EDINBURGH (Reuters) - With less than a month to go until Scotland votes on independence, nationalists are seeking to broaden the debate away from a difficult focus on what currency would be used after breaking from the United Kingdom.
Health care and other social issues such as justice and equality are likely to get a bigger airing if pro-independence First Minister Alex Salmond has his way in a second televised debate on Aug 25.
The question of whether Scotland could keep the pound if it voted on Sept. 18 to leave the United Kingdom has hampered independence campaigners. The British government has said no and Bank of England Governor Mark Carney has warned of difficulties in monetary union.
As a result, uncertainty over the currency dogged the normally fiery Salmond in the first TV debate two weeks ago when he was unexpectedly outshone by the more reserved head of the campaign to keep Scotland in the UK, former finance minister Alistair Darling.
But disappointment over Salmond’s performance following the first debate was pushed aside last weekend when two polls showed the gap in support narrowing with a two-point swing to the independence camp.
An ICM poll had support for independence at 38 percent versus 47 percent opposition, while a Panelbase survey put backing for independence at 42 percent compared to 46 percent.
The pro-independence vote continues to lag in all major polls, but Salmond has been trying to leverage the latest swing in support by blitzing the media on topics that might sway undecided voters.
He warned, for example, that the publicly funded free health service might be at risk if Scotland stays in the union, but that it could be enshrined in the constitution of an independent Scotland.
The current devolved Scottish parliament, led by Salmond’s Scottish National Party (SNP), controls health policy. But Salmond says the dependence of Scotland’s budget on an allowance from politicians in London makes it vulnerable.
“If we stay in our current circumstances ... we will find it progressively more difficult to keep a health service free at the point of need,” Salmond told a public meeting this week at Arbroath on the east coast where Scotland signed an historic declaration of independence in 1320.
British Prime Minister David Cameron, who opposes independence, described the argument as “desperate”, arguing that UK spending on health care had been protected during the term of his coalition government, which came to power in 2010.
Britain’s three major political parties have united against a breakaway Scotland, issuing pleas for unity and warning about the economic costs of independence to the four million Scottish residents over the age of 16 who can vote on Sept. 18.
Oil-rich Scotland accounts for about one-tenth of the UK’s gross domestic product, and opponents of independence fear a split would weaken all sides and could damage British diplomatic clout, even raising questions over the UK’s permanent seat on the U.N. Security Council.
The debate over how much oil is left in the North Sea dominated the last session of Scottish parliamentary question time for Salmond before a break for the referendum.
He said there was plenty of the resource left after industry expert Sir Ian Wood said the SNP was overstating the revenues from oil that are remaining.
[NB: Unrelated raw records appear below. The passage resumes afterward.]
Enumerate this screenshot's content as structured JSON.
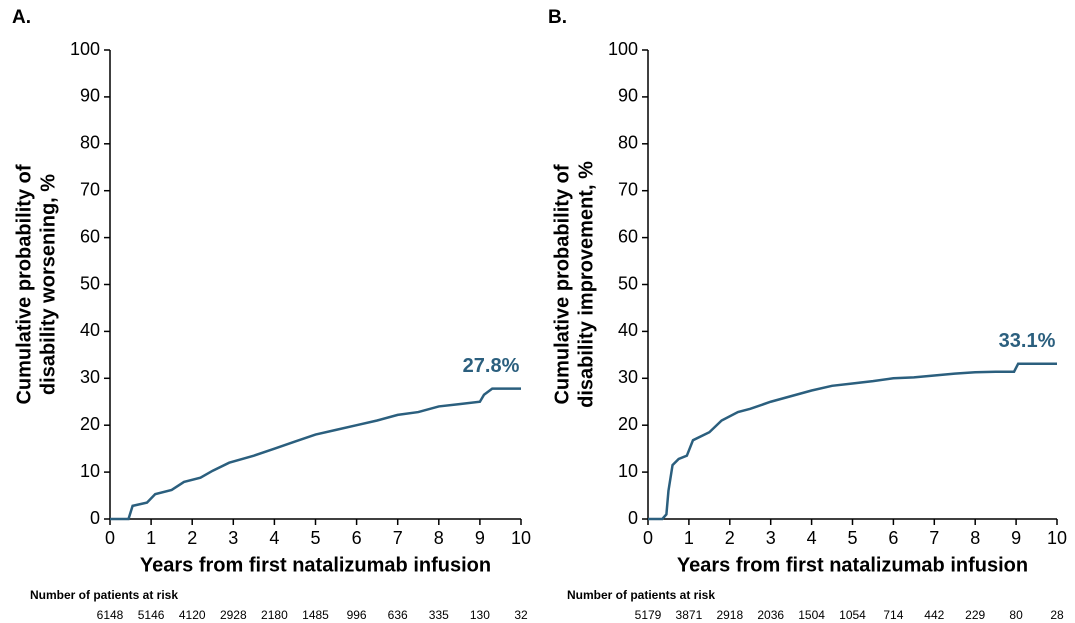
{
  "chart_data": [
    {
      "type": "line",
      "panel_label": "A.",
      "ylabel": [
        "Cumulative probability of",
        "disability worsening, %"
      ],
      "xlabel": "Years from first natalizumab infusion",
      "xlim": [
        0,
        10
      ],
      "xticks": [
        0,
        1,
        2,
        3,
        4,
        5,
        6,
        7,
        8,
        9,
        10
      ],
      "ylim": [
        0,
        100
      ],
      "yticks": [
        0,
        10,
        20,
        30,
        40,
        50,
        60,
        70,
        80,
        90,
        100
      ],
      "series": [
        {
          "color": "#2b5f7e",
          "x": [
            0,
            0.45,
            0.55,
            0.9,
            1.1,
            1.5,
            1.8,
            2.2,
            2.5,
            2.9,
            3.5,
            4,
            4.5,
            5,
            5.5,
            6,
            6.5,
            7,
            7.5,
            8,
            8.5,
            9,
            9.1,
            9.3,
            9.5,
            10
          ],
          "values": [
            0,
            0,
            2.8,
            3.5,
            5.3,
            6.2,
            7.9,
            8.8,
            10.3,
            12,
            13.5,
            15,
            16.5,
            18,
            19,
            20,
            21,
            22.2,
            22.8,
            24,
            24.5,
            25,
            26.5,
            27.8,
            27.8,
            27.8
          ]
        }
      ],
      "annotation": "27.8%",
      "risk_title": "Number of patients at risk",
      "at_risk": [
        6148,
        5146,
        4120,
        2928,
        2180,
        1485,
        996,
        636,
        335,
        130,
        32
      ]
    },
    {
      "type": "line",
      "panel_label": "B.",
      "ylabel": [
        "Cumulative probability of",
        "disability improvement, %"
      ],
      "xlabel": "Years from first natalizumab infusion",
      "xlim": [
        0,
        10
      ],
      "xticks": [
        0,
        1,
        2,
        3,
        4,
        5,
        6,
        7,
        8,
        9,
        10
      ],
      "ylim": [
        0,
        100
      ],
      "yticks": [
        0,
        10,
        20,
        30,
        40,
        50,
        60,
        70,
        80,
        90,
        100
      ],
      "series": [
        {
          "color": "#2b5f7e",
          "x": [
            0,
            0.35,
            0.45,
            0.5,
            0.6,
            0.75,
            0.95,
            1.1,
            1.5,
            1.8,
            2.2,
            2.5,
            3,
            3.5,
            4,
            4.5,
            5,
            5.5,
            6,
            6.5,
            7,
            7.5,
            8,
            8.5,
            8.95,
            9.05,
            9.5,
            10
          ],
          "values": [
            0,
            0,
            1,
            6,
            11.5,
            12.8,
            13.5,
            16.8,
            18.5,
            21,
            22.8,
            23.5,
            25,
            26.2,
            27.4,
            28.4,
            28.9,
            29.4,
            30,
            30.2,
            30.6,
            31,
            31.3,
            31.4,
            31.4,
            33.1,
            33.1,
            33.1
          ]
        }
      ],
      "annotation": "33.1%",
      "risk_title": "Number of patients at risk",
      "at_risk": [
        5179,
        3871,
        2918,
        2036,
        1504,
        1054,
        714,
        442,
        229,
        80,
        28
      ]
    }
  ]
}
Salmond said that industry figures showed “the extraordinary potential that remains in the waters around Scotland, if indeed the policies are pursued and the stewardship is correct to make sure that these resources work for the Scottish people.”
Salmond, a veteran political campaigner who has driven the SNP to be Scotland’s dominant party, is banking on voter fatigue with the political stalemate over currency to bring new life to the debate in the final weeks before the vote.
The position on the currency has remained unchanged for months, with UK parties ruling out a deal but Salmond insisting they would negotiate if Scotland voted for independence. He has also said no one could stop Scotland using the pound informally.
But while Salmond may be trying to broaden the discussion, the Better Together campaign led by Darling has vowed to continuing pressing him on the issue of the currency.
Darling, a Scot who served as a finance minister in the last British Labour government, has been on the front foot with the currency debate and is unlikely to step back.
Other pro-unionists have chimed in.
“We urgently need clarity from the first minister about his Plan B for currency,” Scottish Conservative leader Ruth Davidson said in a statement on Wednesday, highlighting an admission from the “Yes” to independence campaign that any informal currency union would be temporary.
“Scots need to know what money our wages, pensions and benefits would be paid in,” she said.
With the second debate seen as crucial in the leadup to the vote, commentators said the pressure was mounting on Salmond to emerge victorious and spark further movement in the polls which currently favour the pro-UK camp.
“Maybe Darling has more experience in speaking on a national basis, but if Alex Salmond comes from a more passionate point of view, and changes his tactics on how to project this, that might encourage voters to continue to switch to Yes,” said Tanya Abraham, senior research executive at pollster YouGov.